House prices in English market towns are, on average, £29,319 (14%) higher than the surrounding counties.
More than two out of three (69%) market towns have higher house prices than neighbouring towns.
Beaconsfield, Buckinghamshire is the top performer with houses trading at 145% above the average house price in the county. The average house price is £736,585. Another 18 towns have average prices of more than £300,000.
Wetherby has the next highest premium with prices of £311,140, which are 99% above the West Yorkshire average.
Ferryhill in County Durham is the least expensive market town with an average house price of £98,799. Ferryhill is the only town with an average house price below £100,000.
Only 10 market towns have an average house price below £150,000. Three out of the 10 most inexpensive market towns are in County Durham.
The average house price in market towns is £231,163 at 7.1 times the average gross annual earnings.
Martin Ellis, of Lloyds TSB, said: “Homes in market towns command a significant premium over their neighbouring towns with the quality of life benefits often associated with living in such locations still proving popular among homebuyers. Market towns are often particularly attractive for those looking to move into more idyllic surroundings without sacrificing many of the important amenities they currently enjoy.”

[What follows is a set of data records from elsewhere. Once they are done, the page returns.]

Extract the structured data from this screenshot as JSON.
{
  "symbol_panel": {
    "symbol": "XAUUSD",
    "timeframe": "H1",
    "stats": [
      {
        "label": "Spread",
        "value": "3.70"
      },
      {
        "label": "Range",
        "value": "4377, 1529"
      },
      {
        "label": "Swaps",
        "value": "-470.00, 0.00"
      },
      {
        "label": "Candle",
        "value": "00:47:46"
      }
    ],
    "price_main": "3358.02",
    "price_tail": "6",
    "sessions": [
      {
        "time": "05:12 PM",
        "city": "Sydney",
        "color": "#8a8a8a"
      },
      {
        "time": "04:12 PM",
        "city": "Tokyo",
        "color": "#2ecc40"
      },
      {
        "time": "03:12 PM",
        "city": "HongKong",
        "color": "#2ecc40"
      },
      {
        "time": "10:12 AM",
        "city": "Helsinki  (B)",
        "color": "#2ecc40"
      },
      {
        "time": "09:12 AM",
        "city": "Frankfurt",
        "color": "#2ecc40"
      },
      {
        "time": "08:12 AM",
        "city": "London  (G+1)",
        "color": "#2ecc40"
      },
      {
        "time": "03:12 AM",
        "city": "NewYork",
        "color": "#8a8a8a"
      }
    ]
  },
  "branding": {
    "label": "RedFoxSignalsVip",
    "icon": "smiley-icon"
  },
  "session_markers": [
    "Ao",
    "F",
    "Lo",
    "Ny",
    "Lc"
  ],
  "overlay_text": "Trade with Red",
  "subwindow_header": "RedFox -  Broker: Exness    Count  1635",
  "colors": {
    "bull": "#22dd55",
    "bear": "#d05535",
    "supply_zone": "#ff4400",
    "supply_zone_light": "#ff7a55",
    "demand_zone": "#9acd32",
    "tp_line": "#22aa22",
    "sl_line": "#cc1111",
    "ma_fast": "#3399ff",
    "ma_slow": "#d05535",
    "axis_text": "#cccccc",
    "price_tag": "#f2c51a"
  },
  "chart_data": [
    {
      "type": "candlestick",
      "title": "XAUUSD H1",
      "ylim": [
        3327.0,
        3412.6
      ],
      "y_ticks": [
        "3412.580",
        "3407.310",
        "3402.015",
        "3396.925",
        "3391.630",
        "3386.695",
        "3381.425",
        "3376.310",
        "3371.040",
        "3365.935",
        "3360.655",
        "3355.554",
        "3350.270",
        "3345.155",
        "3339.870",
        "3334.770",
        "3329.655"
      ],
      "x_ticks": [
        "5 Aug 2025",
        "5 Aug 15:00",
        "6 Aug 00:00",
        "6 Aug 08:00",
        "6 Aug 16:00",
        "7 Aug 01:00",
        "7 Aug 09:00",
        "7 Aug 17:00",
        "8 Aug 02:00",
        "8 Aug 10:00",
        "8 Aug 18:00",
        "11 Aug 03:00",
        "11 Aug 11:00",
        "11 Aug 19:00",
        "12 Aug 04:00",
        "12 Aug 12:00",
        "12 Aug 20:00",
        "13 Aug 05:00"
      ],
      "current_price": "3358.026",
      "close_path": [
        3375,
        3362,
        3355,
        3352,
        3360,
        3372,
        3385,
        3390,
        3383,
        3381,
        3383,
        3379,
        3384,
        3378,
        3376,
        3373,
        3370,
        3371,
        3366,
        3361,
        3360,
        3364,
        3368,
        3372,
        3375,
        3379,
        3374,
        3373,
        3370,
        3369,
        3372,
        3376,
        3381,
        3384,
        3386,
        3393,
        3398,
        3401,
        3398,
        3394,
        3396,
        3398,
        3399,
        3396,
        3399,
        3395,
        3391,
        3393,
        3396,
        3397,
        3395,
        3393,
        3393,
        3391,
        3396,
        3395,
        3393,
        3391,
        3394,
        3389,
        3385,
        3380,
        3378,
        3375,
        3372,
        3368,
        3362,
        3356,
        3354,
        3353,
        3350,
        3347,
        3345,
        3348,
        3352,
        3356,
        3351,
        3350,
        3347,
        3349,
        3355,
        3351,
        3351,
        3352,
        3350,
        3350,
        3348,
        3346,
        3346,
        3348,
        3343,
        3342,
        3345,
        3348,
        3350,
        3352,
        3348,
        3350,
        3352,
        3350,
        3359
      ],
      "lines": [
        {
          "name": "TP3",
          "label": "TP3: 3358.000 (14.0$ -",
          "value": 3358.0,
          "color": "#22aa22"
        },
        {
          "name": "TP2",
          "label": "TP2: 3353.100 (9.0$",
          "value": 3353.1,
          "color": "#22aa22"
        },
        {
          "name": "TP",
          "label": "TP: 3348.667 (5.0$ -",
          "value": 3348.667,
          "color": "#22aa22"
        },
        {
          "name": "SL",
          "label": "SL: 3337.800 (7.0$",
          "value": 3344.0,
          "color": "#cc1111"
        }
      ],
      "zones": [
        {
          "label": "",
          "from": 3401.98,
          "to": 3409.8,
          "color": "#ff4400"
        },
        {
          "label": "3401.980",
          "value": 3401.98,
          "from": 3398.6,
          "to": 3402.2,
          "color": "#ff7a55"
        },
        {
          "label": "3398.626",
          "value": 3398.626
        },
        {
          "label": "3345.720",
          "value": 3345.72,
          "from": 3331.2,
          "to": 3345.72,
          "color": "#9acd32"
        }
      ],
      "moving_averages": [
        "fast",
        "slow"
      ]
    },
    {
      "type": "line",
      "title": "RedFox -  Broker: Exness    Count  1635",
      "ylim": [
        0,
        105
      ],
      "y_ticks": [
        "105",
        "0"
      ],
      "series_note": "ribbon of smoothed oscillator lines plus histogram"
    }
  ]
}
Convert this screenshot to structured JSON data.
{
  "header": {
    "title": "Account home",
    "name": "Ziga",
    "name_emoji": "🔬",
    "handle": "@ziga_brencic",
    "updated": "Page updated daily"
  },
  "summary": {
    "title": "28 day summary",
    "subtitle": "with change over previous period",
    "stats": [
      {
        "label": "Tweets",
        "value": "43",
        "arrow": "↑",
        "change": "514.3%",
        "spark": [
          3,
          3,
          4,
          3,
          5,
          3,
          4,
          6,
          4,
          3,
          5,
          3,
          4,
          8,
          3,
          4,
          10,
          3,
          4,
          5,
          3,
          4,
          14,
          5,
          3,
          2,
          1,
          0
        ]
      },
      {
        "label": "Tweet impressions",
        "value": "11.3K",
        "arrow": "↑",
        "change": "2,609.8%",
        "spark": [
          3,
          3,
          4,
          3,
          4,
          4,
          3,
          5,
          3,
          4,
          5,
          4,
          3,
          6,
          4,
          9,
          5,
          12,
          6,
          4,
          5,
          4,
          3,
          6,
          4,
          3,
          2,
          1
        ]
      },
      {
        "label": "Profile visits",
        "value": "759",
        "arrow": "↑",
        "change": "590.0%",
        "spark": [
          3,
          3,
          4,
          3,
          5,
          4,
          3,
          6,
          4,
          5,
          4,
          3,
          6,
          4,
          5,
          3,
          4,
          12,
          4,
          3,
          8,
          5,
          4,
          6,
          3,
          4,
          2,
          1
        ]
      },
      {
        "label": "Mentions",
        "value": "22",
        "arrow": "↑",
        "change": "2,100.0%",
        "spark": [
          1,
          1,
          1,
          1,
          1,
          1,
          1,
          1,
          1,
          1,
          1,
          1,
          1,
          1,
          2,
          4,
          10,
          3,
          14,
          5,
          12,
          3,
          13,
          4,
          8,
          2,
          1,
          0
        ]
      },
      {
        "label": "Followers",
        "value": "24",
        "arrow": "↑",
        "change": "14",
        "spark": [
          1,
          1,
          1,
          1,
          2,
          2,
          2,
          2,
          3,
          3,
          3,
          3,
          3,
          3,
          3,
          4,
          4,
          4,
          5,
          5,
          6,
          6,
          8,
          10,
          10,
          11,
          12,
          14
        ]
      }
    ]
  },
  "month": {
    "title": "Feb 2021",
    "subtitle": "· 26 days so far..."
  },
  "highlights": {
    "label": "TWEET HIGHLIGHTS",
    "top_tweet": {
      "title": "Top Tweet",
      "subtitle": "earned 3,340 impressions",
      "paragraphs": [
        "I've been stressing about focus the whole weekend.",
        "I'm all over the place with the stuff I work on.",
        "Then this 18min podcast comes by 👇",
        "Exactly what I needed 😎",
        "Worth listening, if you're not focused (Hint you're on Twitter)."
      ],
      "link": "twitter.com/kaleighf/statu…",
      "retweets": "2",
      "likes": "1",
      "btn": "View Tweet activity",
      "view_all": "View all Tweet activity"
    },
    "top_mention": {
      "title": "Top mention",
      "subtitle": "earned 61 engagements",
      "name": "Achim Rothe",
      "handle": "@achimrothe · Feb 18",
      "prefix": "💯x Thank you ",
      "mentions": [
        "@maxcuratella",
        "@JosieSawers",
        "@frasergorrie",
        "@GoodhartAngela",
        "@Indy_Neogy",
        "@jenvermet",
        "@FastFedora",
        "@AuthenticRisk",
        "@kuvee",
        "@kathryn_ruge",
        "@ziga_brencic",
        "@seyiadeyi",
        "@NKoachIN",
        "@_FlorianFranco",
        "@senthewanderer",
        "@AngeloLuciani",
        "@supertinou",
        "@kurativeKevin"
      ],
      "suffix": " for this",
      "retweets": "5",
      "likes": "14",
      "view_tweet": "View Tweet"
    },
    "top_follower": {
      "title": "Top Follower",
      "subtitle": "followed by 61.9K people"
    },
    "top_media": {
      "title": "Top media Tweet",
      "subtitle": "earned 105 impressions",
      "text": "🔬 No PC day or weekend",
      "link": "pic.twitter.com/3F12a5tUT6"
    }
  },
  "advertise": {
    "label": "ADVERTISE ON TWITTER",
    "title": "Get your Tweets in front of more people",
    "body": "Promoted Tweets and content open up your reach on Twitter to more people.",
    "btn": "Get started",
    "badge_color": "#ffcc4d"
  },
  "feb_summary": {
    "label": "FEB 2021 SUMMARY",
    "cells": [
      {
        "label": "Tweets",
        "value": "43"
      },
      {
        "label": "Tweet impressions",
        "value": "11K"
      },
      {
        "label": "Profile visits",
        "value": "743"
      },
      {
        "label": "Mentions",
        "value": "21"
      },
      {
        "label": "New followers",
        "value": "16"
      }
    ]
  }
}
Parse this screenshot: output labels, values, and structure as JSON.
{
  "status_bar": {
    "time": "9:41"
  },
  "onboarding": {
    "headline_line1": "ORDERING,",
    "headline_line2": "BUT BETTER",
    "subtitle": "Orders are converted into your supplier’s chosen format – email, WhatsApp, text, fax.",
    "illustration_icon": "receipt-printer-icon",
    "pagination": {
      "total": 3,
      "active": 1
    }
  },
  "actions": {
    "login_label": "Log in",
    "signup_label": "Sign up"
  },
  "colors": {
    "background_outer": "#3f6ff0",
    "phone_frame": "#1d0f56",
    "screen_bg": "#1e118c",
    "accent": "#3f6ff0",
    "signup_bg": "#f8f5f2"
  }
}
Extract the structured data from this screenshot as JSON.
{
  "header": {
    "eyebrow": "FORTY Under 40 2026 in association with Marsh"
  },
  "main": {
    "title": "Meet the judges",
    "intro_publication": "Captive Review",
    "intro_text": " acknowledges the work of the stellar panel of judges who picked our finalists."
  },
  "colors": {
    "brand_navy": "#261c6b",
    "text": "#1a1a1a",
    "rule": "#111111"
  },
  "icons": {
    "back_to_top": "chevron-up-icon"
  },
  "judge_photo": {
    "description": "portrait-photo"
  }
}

A similar survey by the Bank of Scotland for rural areas north of the border reveals the average house price in rural Scotland rose by 130% (£93,561) from £71,872 in 2000 to £165,433 in 2010 – equivalent to a weekly increase of £180.
The most expensive rural local council area is East Lothian, with an average house price of £210,750, which is 27% above the Scottish rural average of £165,433. East Ayrshire (£107,515) is the least expensive.
Suren Thiru, housing economist at Bank of Scotland, said: “With the lifestyle benefits associated with residing in the countryside still resonating with homebuyers, rural properties continue to trade at a significant premium to homes in urban areas.”